- Born: Charles K. Moreland March 1945 Yazoo City, Mississippi, U.S.
- Died: February 17, 2022 (aged 76)
- Occupations: Journalist, photojournalist, radio producer, commentator, poet
- Employer(s): National Public Radio, The Final Call, Muhammad Speaks, Washington Informer
- Notable work: Behind Enemy Lines
- Awards: National Association of Black Journalists "Salute to Excellence" Awards

= Askia Muhammad =

American journalist and writer (1945–2022)

Askia Muhammad (March, 1945 – February 17, 2022) born Charles K. Moreland at Yazoo, Mississippi was an American poet, journalist, radio producer, commentator, and photojournalist. He was awarded multiple times by the National Association of Black Journalists for his work on National Public Radio, with first place "Salute to Excellence" awards for his commentaries on "Mississippi and My Memories" and "Mike Tyson: Check Yourself" and a third place "Salute to Excellence" award for "Ethel Payne Postage Stamp".
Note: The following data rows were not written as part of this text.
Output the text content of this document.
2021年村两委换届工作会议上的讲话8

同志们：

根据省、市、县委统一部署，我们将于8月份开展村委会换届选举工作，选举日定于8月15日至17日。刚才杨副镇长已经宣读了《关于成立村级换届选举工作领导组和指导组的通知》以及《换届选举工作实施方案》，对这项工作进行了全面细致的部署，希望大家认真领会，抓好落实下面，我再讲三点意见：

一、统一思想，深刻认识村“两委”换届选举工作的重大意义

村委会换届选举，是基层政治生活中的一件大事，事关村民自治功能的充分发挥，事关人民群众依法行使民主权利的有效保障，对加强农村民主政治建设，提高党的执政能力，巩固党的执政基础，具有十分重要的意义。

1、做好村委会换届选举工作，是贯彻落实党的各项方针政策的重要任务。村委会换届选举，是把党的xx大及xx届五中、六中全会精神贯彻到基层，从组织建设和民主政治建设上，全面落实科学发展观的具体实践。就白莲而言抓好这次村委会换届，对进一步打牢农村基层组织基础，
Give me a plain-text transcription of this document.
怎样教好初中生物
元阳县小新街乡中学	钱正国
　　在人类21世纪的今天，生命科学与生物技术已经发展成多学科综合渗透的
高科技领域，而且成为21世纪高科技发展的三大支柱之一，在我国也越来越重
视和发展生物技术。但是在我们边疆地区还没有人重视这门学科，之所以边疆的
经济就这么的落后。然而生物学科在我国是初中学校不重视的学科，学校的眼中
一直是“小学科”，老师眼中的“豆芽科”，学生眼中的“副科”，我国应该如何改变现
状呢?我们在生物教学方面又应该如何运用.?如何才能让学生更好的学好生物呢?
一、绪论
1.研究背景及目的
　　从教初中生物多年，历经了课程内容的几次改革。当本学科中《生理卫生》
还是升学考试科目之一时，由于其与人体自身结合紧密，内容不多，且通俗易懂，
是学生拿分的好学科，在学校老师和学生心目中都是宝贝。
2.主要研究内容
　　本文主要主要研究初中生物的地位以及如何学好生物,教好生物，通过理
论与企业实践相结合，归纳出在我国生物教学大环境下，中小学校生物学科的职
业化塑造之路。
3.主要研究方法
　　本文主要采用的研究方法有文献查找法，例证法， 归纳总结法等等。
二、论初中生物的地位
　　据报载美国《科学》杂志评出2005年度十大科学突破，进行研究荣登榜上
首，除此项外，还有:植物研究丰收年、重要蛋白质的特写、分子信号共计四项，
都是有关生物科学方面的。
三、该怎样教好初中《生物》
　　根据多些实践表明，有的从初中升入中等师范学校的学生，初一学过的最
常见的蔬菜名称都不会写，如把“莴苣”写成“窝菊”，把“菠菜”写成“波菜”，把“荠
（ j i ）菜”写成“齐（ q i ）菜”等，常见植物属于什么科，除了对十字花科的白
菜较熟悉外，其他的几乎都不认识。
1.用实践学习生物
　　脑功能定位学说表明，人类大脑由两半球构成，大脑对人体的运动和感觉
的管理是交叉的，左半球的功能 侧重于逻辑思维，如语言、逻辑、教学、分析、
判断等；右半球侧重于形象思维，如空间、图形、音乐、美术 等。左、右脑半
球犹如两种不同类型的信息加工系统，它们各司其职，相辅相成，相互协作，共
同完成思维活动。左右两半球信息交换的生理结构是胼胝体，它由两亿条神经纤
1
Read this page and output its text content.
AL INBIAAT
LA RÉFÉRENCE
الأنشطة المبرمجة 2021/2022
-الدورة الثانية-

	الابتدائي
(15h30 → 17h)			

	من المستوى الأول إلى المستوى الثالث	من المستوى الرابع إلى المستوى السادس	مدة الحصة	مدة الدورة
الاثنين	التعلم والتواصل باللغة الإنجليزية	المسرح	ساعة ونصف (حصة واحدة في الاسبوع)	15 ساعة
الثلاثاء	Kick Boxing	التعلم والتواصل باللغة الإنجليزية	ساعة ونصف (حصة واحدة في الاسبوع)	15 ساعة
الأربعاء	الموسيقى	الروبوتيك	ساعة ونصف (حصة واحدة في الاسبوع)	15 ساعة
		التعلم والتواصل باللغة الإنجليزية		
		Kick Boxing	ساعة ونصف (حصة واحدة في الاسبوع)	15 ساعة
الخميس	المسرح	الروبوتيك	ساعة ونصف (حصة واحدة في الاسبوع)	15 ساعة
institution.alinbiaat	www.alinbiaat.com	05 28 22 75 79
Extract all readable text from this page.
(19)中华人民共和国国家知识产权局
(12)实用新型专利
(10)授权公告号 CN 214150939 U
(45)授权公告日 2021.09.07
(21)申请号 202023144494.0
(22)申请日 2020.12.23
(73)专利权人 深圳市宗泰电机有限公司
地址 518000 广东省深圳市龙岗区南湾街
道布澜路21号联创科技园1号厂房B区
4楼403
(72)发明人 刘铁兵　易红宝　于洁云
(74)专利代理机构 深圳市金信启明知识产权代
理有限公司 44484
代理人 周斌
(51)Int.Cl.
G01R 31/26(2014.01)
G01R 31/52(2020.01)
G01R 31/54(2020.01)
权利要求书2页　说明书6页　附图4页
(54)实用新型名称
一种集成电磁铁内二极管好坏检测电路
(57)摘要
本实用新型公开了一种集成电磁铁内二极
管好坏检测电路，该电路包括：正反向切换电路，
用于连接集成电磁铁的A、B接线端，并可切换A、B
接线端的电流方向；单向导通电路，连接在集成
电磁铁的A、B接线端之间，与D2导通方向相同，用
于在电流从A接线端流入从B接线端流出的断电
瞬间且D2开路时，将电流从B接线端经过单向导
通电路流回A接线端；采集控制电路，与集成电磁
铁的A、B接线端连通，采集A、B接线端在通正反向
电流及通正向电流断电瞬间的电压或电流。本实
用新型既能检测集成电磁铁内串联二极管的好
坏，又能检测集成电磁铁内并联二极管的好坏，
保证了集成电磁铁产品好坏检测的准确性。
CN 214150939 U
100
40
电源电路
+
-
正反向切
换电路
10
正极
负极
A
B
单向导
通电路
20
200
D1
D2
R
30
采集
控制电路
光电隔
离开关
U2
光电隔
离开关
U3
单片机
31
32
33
He served as the editor of Muhammad Speaks and as the head of the Washington office of The Final Call, the official newspapers of the Nation of Islam. He worked as a commentator for National Public Radio and a columnist for Washington Informer. He is the author of the book Behind Enemy Lines.

Muhammad died at his home on February 17, 2022, at the age of 76.